Ringfort (Rath), Crohane, Co. Tipperary
Co. Tipperary |
Ringforts
Sitting in a shallow upland valley in County Tipperary, this ringfort survives in a condition that tells its own complicated story.
A ringfort, or rath, was typically a circular earthwork enclosing a farmstead, constructed during the early medieval period and used by farmers and their households for centuries. What makes the one at Crohane quietly odd is not what it has but what has happened to it: a large open-cast quarry, roughly 30 metres by 15 metres and two metres deep, has been scooped out of the north-eastern interior, leaving a monument that has been both exploited and obscured. Thorn bushes and scrub now cover much of what the quarry did not claim, making any close inspection of the interior effectively impossible.

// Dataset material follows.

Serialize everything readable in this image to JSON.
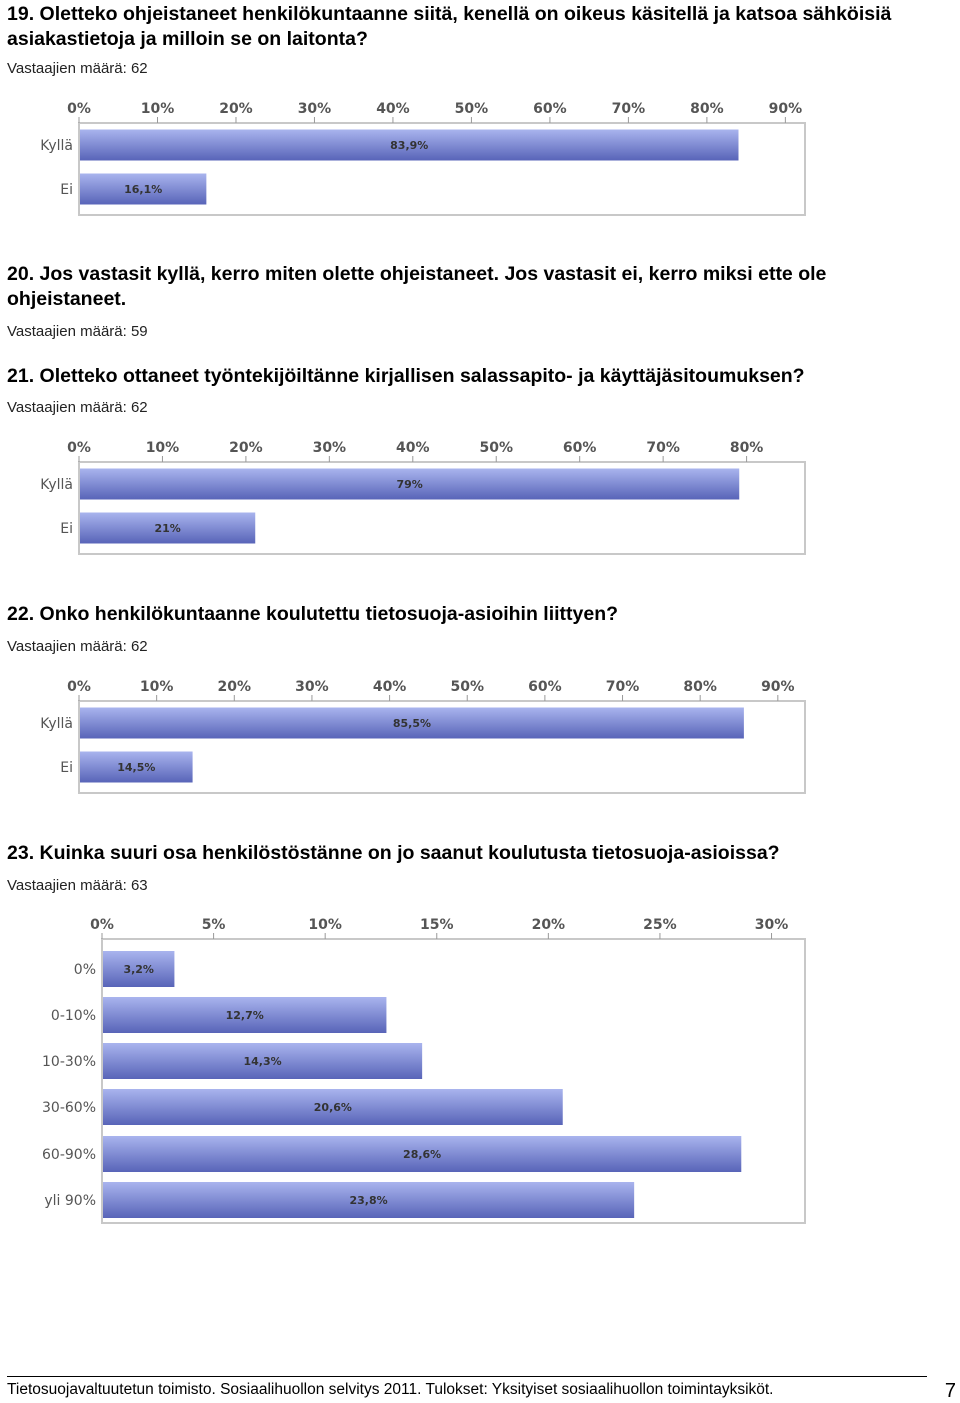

The earthwork itself is a platform type, meaning it was deliberately raised above the surrounding ground rather than simply enclosed by a bank. That elevation was practical; the valley was originally wet and marshy, and raising the living platform above the waterlogged ground would have been essential. The structure survives as a circular raised area approximately 26 metres across, defined by a scarp between 0.8 and 1.4 metres high and an outer fosse, the ditch that ran around its base. A later field boundary bank cuts across the monument on its northern side, and two further field boundaries intersect it at the east and west, all of them visible on the Ordnance Survey six-inch map of 1903. The quarrying that damaged the north-east quadrant of the interior most likely dates from the nineteenth century, the same period that produced the sharp-profiled boundary bank. The land to the north and south was drained and reseeded in grassland roughly fifteen years before the monument was recorded, though the ground immediately to the west remains wet and undrained, giving some sense of the boggy conditions the original builders were working around.